To what then did the Storthing invite the King? Simply this, to take a revolutionary step against the Union, to an initiatory dissolution of the Union, to a protracted undermining of the foundation of the Union, far more dangerous than severing it at one blow. And the ugly thought in the background was this: If the King did not submit to this, it would be shouted out all over the world, that the King was faithless to the interests of Norway, and had denied Norway’s Sovereign rights; then he should bear the blame for what would happen, the revolutionary rupture of the bonds of Union. But not alone on him would the blame be thrown. The King in the first place should be put to the proof. But, if the King said ’No’, »it cannot», Mr Nansen says, »be the result of Norwegian influence, but on account of Swedish pressure»[56:1]. Here we are met by the dishonourable train of thought that has formed the foundation on which the Norwegian Radicals have built the whole of their work for undermining the Union, that is, never to acknowledge the true motive — piety towards the Union — when the King opposed the one-sided disloyal demands of Norway, but instead always point to Swedish interests as the ruling motive.
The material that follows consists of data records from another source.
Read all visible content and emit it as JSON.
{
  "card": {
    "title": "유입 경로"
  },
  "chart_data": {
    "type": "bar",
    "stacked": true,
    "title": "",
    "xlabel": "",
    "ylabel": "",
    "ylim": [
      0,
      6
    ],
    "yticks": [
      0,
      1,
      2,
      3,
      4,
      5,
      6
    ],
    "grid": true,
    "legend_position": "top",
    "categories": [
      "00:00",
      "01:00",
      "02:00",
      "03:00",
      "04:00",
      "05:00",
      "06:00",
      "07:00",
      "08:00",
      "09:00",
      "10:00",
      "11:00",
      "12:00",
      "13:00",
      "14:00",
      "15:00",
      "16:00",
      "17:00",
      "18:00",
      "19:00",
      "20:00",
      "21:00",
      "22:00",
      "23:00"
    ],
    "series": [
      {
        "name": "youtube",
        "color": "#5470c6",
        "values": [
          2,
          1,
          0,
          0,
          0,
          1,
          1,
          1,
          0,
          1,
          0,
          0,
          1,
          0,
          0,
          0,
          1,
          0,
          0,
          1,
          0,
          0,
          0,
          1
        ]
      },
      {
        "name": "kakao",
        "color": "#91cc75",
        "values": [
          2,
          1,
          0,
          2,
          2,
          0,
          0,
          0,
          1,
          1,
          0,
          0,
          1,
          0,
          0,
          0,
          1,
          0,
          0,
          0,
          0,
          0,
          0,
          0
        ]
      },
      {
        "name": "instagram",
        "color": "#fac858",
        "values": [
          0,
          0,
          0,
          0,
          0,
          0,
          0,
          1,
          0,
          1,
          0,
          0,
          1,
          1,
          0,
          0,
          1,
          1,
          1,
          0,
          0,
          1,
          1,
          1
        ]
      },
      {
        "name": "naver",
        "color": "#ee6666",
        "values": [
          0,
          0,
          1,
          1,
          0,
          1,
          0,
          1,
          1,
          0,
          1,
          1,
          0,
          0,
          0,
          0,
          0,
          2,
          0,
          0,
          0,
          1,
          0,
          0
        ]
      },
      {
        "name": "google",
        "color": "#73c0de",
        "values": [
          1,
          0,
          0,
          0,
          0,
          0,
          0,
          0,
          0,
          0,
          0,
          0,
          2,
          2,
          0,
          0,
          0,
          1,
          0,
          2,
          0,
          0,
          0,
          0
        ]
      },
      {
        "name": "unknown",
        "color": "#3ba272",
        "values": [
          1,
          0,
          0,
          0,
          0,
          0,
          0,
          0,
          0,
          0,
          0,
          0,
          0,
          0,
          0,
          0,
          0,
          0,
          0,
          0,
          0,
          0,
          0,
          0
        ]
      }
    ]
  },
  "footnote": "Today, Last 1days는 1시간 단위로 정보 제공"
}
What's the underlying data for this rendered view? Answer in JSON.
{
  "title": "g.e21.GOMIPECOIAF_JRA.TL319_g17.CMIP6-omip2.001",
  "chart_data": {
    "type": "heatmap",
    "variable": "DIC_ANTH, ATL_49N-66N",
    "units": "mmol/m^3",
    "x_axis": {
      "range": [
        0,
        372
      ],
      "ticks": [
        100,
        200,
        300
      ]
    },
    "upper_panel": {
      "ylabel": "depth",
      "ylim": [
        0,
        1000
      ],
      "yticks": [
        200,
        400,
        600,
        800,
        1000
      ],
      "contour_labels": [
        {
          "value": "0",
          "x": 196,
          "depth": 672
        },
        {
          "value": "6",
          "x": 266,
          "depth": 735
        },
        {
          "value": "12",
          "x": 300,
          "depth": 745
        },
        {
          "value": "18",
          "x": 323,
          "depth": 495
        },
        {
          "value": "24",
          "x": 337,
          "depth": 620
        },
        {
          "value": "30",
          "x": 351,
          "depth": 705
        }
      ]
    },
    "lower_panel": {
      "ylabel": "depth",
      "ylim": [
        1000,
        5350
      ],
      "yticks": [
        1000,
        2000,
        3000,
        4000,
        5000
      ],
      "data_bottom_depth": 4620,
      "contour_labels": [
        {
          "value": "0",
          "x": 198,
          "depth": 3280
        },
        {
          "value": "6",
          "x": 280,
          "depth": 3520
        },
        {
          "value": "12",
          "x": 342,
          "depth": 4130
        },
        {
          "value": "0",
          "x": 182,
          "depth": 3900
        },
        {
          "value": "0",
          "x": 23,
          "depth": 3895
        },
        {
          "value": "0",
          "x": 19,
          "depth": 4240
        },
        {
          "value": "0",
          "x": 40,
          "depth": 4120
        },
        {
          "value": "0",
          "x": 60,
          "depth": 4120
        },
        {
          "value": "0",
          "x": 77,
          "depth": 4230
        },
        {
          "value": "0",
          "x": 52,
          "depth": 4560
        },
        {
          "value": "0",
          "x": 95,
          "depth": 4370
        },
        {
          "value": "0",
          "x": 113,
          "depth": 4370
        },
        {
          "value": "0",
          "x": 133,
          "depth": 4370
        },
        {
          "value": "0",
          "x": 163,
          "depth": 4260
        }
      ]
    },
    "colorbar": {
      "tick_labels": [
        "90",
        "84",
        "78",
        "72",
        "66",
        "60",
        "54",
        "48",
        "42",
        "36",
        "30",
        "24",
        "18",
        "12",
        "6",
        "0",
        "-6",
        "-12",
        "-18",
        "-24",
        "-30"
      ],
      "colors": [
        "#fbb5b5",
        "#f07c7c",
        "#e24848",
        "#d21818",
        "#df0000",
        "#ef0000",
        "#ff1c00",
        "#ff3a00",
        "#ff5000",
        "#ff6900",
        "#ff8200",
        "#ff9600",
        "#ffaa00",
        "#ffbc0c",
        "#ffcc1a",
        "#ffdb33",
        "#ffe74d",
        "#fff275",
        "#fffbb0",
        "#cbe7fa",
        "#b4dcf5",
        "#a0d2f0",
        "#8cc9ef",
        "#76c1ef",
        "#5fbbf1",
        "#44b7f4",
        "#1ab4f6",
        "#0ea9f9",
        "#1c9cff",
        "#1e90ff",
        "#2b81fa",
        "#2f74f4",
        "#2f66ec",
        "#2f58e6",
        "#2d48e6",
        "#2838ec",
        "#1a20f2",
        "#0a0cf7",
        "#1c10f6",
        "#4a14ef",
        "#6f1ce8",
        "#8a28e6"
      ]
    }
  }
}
And nevertheless, it is certain, that no Swedish-Norwegian King has kept in view the Union, and all it implied on all sides, more faithfully than King Oscar II.
They closed all roads by which the King would be able to decide the Consular Question in a manner acceptable from a Union point of view; by this means, they forced the King to exercise his veto — and then they cast the responsibility of the revolution on him and Sweden. This is the basis of the tactics of the Norwegian Revolution. The characteristicness of this is sufficiently evident.
The decision in the Storthing. The debate on the proposal of the Special Committee in the Storthing was fixed for the day after the National Anniversary, May 17th. National revelries were to precede to encourage and excite. In Christiania, especially, the day was celebrated in such a manner, that there could be no doubt as to what was in the wind. Nansen used big words about Norway, and big words against Sweden, and in the presence of several thousand persons, a memorial wreath was laid — as on several previous years — on a Colonel Krebs’ grave; during the short strife between Sweden and Norway in 1814, the man had succeeded in repulsing a Swedish regiment!